Margerite – leuchtende Wiesenblume zwischen
Naturkraft, Symbolik und Artenvielfalt
Margerite – Blütezeit, Wuchs und robuste Wildpflanze
Die Margerite oder die Wucherblume blüht von Mai bis Oktober, wird 20-80 cm hoch und
ist mehrjährig und winterhart.

Margerite – insektenfreundliche Wiesenpflanze
und natürliche Lebensräume
Sie liebt Wiesen, Weiden und Wegränder und kommt in ganz Europa vor.
Wie unter anderem Wegwarte, Beifuss und Salomonsiegel.
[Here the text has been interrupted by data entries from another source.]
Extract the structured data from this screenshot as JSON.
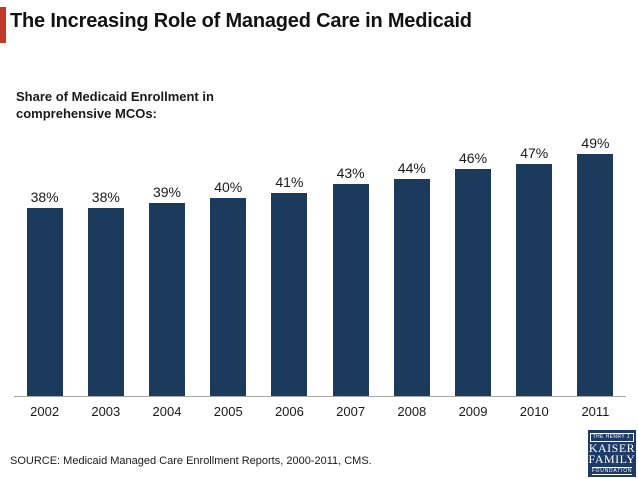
{
  "slide": {
    "title": "The Increasing Role of Managed Care in Medicaid",
    "subtitle_line1": "Share of Medicaid Enrollment in",
    "subtitle_line2": "comprehensive MCOs:",
    "source": "SOURCE: Medicaid Managed Care Enrollment Reports, 2000-2011, CMS.",
    "accent_color": "#C0392B"
  },
  "chart_data": {
    "type": "bar",
    "title": "Share of Medicaid Enrollment in comprehensive MCOs",
    "categories": [
      "2002",
      "2003",
      "2004",
      "2005",
      "2006",
      "2007",
      "2008",
      "2009",
      "2010",
      "2011"
    ],
    "values": [
      38,
      38,
      39,
      40,
      41,
      43,
      44,
      46,
      47,
      49
    ],
    "value_labels": [
      "38%",
      "38%",
      "39%",
      "40%",
      "41%",
      "43%",
      "44%",
      "46%",
      "47%",
      "49%"
    ],
    "xlabel": "",
    "ylabel": "",
    "ylim": [
      0,
      50
    ],
    "grid": false,
    "legend": "none",
    "bar_color": "#1B3A5C",
    "axis_line_color": "#A6A6A6"
  },
  "logo": {
    "line1": "THE HENRY J.",
    "line2": "KAISER",
    "line3": "FAMILY",
    "line4": "FOUNDATION",
    "bg_color": "#1E3A68"
  }
}
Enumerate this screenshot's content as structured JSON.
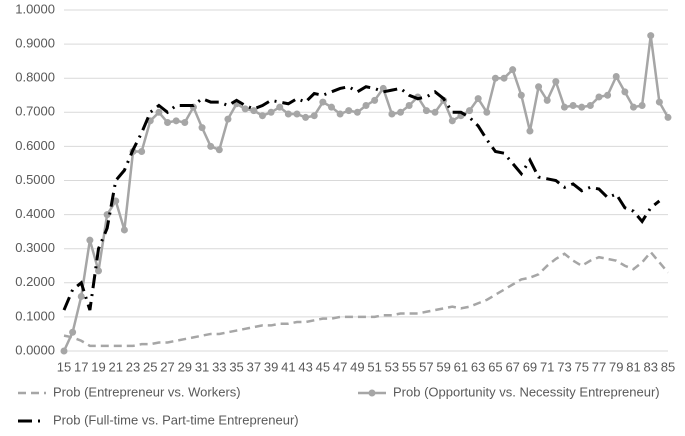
{
  "chart_data": {
    "type": "line",
    "categories": [
      "15",
      null,
      "17",
      null,
      "19",
      null,
      "21",
      null,
      "23",
      null,
      "25",
      null,
      "27",
      null,
      "29",
      null,
      "31",
      null,
      "33",
      null,
      "35",
      null,
      "37",
      null,
      "39",
      null,
      "41",
      null,
      "43",
      null,
      "45",
      null,
      "47",
      null,
      "49",
      null,
      "51",
      null,
      "53",
      null,
      "55",
      null,
      "57",
      null,
      "59",
      null,
      "61",
      null,
      "63",
      null,
      "65",
      null,
      "67",
      null,
      "69",
      null,
      "71",
      null,
      "73",
      null,
      "75",
      null,
      "77",
      null,
      "79",
      null,
      "81",
      null,
      "83",
      null,
      "85"
    ],
    "series": [
      {
        "name": "Prob (Entrepreneur vs. Workers)",
        "color": "#a6a6a6",
        "dash": "8,5",
        "marker": "none",
        "width": 2.5,
        "values": [
          0.045,
          0.04,
          0.03,
          0.015,
          0.015,
          0.015,
          0.015,
          0.015,
          0.015,
          0.02,
          0.02,
          0.025,
          0.025,
          0.03,
          0.035,
          0.04,
          0.045,
          0.05,
          0.05,
          0.055,
          0.06,
          0.065,
          0.07,
          0.075,
          0.075,
          0.08,
          0.08,
          0.085,
          0.085,
          0.09,
          0.095,
          0.095,
          0.1,
          0.1,
          0.1,
          0.1,
          0.1,
          0.105,
          0.105,
          0.11,
          0.11,
          0.11,
          0.115,
          0.12,
          0.125,
          0.13,
          0.125,
          0.13,
          0.14,
          0.15,
          0.165,
          0.18,
          0.195,
          0.21,
          0.215,
          0.225,
          0.25,
          0.27,
          0.285,
          0.265,
          0.25,
          0.265,
          0.275,
          0.27,
          0.265,
          0.25,
          0.24,
          0.26,
          0.29,
          0.26,
          0.23
        ]
      },
      {
        "name": "Prob (Opportunity vs. Necessity Entrepreneur)",
        "color": "#a6a6a6",
        "dash": "none",
        "marker": "circle",
        "width": 2.5,
        "values": [
          0.0,
          0.055,
          0.16,
          0.325,
          0.235,
          0.4,
          0.44,
          0.355,
          0.585,
          0.585,
          0.675,
          0.7,
          0.67,
          0.675,
          0.67,
          0.715,
          0.655,
          0.6,
          0.59,
          0.68,
          0.725,
          0.71,
          0.705,
          0.69,
          0.7,
          0.715,
          0.695,
          0.695,
          0.685,
          0.69,
          0.73,
          0.715,
          0.695,
          0.705,
          0.7,
          0.72,
          0.735,
          0.77,
          0.695,
          0.7,
          0.72,
          0.745,
          0.705,
          0.7,
          0.735,
          0.675,
          0.69,
          0.705,
          0.74,
          0.7,
          0.8,
          0.8,
          0.825,
          0.75,
          0.645,
          0.775,
          0.735,
          0.79,
          0.715,
          0.72,
          0.715,
          0.72,
          0.745,
          0.75,
          0.805,
          0.76,
          0.715,
          0.72,
          0.925,
          0.73,
          0.685
        ]
      },
      {
        "name": "Prob (Full-time vs. Part-time Entrepreneur)",
        "color": "#000000",
        "dash": "14,6,2,6",
        "marker": "none",
        "width": 3,
        "values": [
          0.12,
          0.18,
          0.2,
          0.12,
          0.3,
          0.36,
          0.5,
          0.53,
          0.59,
          0.64,
          0.7,
          0.72,
          0.7,
          0.72,
          0.72,
          0.72,
          0.74,
          0.73,
          0.73,
          0.72,
          0.735,
          0.72,
          0.71,
          0.72,
          0.735,
          0.73,
          0.725,
          0.74,
          0.73,
          0.755,
          0.75,
          0.76,
          0.77,
          0.775,
          0.76,
          0.775,
          0.77,
          0.76,
          0.765,
          0.77,
          0.75,
          0.74,
          0.745,
          0.76,
          0.74,
          0.7,
          0.7,
          0.685,
          0.66,
          0.62,
          0.585,
          0.58,
          0.55,
          0.52,
          0.56,
          0.51,
          0.505,
          0.5,
          0.48,
          0.49,
          0.47,
          0.48,
          0.475,
          0.45,
          0.46,
          0.42,
          0.41,
          0.38,
          0.42,
          0.44,
          null
        ]
      }
    ],
    "ylim": [
      0,
      1
    ],
    "yticks": [
      {
        "value": 0,
        "label": "0.0000"
      },
      {
        "value": 0.1,
        "label": "0.1000"
      },
      {
        "value": 0.2,
        "label": "0.2000"
      },
      {
        "value": 0.3,
        "label": "0.3000"
      },
      {
        "value": 0.4,
        "label": "0.4000"
      },
      {
        "value": 0.5,
        "label": "0.5000"
      },
      {
        "value": 0.6,
        "label": "0.6000"
      },
      {
        "value": 0.7,
        "label": "0.7000"
      },
      {
        "value": 0.8,
        "label": "0.8000"
      },
      {
        "value": 0.9,
        "label": "0.9000"
      },
      {
        "value": 1,
        "label": "1.0000"
      }
    ],
    "grid": true,
    "legend": "bottom"
  }
}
Blütenvielfalt und lebendige Gartenpraxis
Regina Hruska: „Sie ist im Heilgarten von
„Licht aus der Jurte Shamanic Centre Vienna“ angesiedelt.
Hier wächst sie neben Iris, Maiglöckchen, Goldlack, Mariengras, Ackerglockenblume, Nesselblättrige Glockenblume, Kuhschelle, Tulpen und Narzissen und Pfingstrose. Sie alle sind bienenfreundlich.„
Sie alle lieben die Heilerde vom Kompost des Heilgartens, mit der in den Herbsttagen auch einzelne Bereiche der Wiese gedüngt werden.
Wenn im späten Frühjahr Menschen in die schamanische Beratung ins Schamanenzentrum Wien kommen, leuchtet ihnen die farbenfrohe Pflanzenpracht entgegen.“

Margerite – Besonderheiten und
natürliche Anpassung
Ähnlich dem Gänseblümchen soll demjenigen,
der ihre Wurzel bei sich trägt, Klugheit, Zuneigung und
Verstand verliehen werden.
Auch die Margerite schützt sich vor Regen, indem sie
ihre Blütenblätter zusammenlegt.
Sie zählt zu den schamanischen Symbolen der Mutterliebe.
In der Pflanzensymbolik steht sie auch für ewiges Leben,
für Erlösung, Tränen und die Tropfen des Blutes.
Die Margerite wurde traditionell auch als Heilpflanze verwendet, etwa bei leichten Entzündungen und Hautproblemen.
Margeriten – spirituelle Bedeutung und mythologische Einordnung
In vielen Gegenden blüht sie gegen Ostern und wurde zumindest im Nachhinein der nordischen Göttin Ostara geweiht. Dem germanischen Lichtgott Baldr galt sie neben Kamille und Gänseblümchen als
Symbol der Reinheit.
Wiesenpflanze in natürlicher Gemeinschaft
Bei den Seminaren und Terminen der schamanischen Ausbildung in den Bergen Österreichs,
finden wir sie auf den Wiesen in Gesellschaft vom Salbei, Minzen, Johanniskraut, Schafgarbe, Löwenzahn, Gauchheil, Hahnenfuß, Klee und Königskerze.
Leider wird auch sie durch die intensive Landwirtschaft immer mehr zurückgedrängt.
Wir plädieren für Artenschutz, Artenvielfalt und Biodiversität!
Selbstversorgung – Margerite als robuste und naturnahe Wiesenpflanze
Margerite – die pflegeleichte Wildblume für lebendige und artenreiche Gärten
Die Wiesenmargerite ist eine Wiesenpflanze, die sich ideal für naturnahe Gärten eignet und durch ihre lange Blütezeit sowie ihre Bedeutung für Insekten einen Beitrag zur Biodiversität leistet.
Die Margerite zeigt uns als klassische Wiesenblume, wie eng natürliche Schönheit, symbolische Bedeutung und ökologische Vielfalt miteinander verbunden sind und warum sie in lebendigen Gärten und Landschaften eine unverzichtbare Rolle spielt.